Recently, Falcone et al³ showed that patients with coronary artery disease presenting with peripheral artery disease have lower sRAGE levels than patients with coronary artery disease without peripheral artery disease (615 vs 766 pg/mL, respectively; P = .02). Additionally, that study demonstrated that stable atherosclerotic lesions in different vascular districts are inversely correlated with circulating sRAGE levels.³ These results suggest that stable atherosclerotic lesions in different vascular districts are inversely related to the soluble decoy receptor sRAGE. Additionally, others have demonstrated that a low plasma sRAGE level was significantly related to endothelial dysfunction in nondiabetic patients.⁴ Decreased plasma sRAGE concentration was a predictor of cardiovascular events, suggesting its role in atherothrombosis,⁴ thus the authors speculated that sRAGE could be a potentially protective agent against vascular complications.⁴ sRAGE can act as an important inhibitor of vascular inflammatory responses generated in branches and curvatures of the arterial tree.²⁷ In a mouse model, treatment with sRAGE in the region of atherosclerotic plaque attenuated the development of plaque formation and markedly attenuated monocyte–endothelial cell adhesion.²⁸ In that study, RAGE expression was suppressed following treatment with sRAGE. This suggest that sRAGE exerts antiatherogenic effects by blocking the activation of the RAGE signaling pathway and may thus be a potential therapeutic target for the prevention of atherosclerosis.

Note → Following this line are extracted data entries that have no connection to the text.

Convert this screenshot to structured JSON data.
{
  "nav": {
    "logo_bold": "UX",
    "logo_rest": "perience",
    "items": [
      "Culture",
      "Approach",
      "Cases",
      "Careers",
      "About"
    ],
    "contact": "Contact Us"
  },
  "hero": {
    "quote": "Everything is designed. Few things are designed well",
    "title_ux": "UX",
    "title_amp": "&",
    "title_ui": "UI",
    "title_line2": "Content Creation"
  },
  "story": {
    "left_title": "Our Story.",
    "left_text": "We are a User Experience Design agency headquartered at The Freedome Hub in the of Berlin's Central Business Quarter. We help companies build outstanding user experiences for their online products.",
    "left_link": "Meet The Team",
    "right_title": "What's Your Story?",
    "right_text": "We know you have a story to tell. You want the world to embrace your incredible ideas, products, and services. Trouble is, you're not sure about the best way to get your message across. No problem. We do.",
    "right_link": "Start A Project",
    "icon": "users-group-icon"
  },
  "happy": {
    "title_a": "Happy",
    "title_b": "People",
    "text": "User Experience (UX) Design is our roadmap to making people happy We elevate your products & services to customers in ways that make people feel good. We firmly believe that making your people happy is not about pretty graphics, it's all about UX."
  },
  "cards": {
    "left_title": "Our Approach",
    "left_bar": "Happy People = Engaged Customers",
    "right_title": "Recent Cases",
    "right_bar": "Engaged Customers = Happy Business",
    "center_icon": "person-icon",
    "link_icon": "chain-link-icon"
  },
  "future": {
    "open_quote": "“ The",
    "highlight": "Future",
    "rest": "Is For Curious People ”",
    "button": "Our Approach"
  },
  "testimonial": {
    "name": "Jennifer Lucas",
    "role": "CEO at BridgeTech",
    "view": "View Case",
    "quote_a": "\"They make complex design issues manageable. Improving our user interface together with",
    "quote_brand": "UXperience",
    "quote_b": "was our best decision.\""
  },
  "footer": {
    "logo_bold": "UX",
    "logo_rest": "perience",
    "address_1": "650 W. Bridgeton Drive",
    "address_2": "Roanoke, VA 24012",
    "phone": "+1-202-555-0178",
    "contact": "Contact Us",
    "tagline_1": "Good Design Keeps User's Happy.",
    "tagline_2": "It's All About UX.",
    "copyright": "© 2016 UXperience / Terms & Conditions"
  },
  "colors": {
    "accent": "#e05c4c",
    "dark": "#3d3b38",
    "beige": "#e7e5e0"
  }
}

Of note, a 12-week moderate intensity aerobic exercise program has been shown to significantly increase circulating sRAGE levels in women with type 2 diabetes resulting in atherosclerosis risk reduction.²⁹ Altogether, most of these data reveal that sRAGE actions result in an antiatherogenic effect.

On the other hand, several studies challenged the protective effect of sRAGE. For instance, elevated sRAGE levels in women aged 65 and older were associated with an increased risk of cardiovascular death in the Women’s Health and Aging Study I, a population-based study designed to evaluate the causes and course of physical disability in older disabled women living in a community.³⁰ However, since this study involved moderately to severely disabled community-dwelling women, their results may not be translated to young, healthier women.³⁰ In a 5-year prospective study, Japanese participants with type 2 diabetes had higher CVD events as serum sRAGE levels increased (P = .046) and serum sRAGE levels were independently associated with CVD (P = .034) after adjusting for conventional coronary risk factors.²²

Studies have been performed on prevalent genetic variants of RAGE and CVD. Similar to other studies,^31,32 Hofmann et al³³ found no association between RAGE genotype Gly82Ser and CVD in the Framingham offspring study. Bansal et al³⁴ investigated the association between RAGE gene polymorphisms (-374T/A, -429T/C, and G82S) with macrovascular complications in Indian diabetic patients. Their results showed that -429T/C polymorphism was associated with macrovascular complications; however, -374T/A polymorphism conferred protection, and G82S polymorphism did not show any association.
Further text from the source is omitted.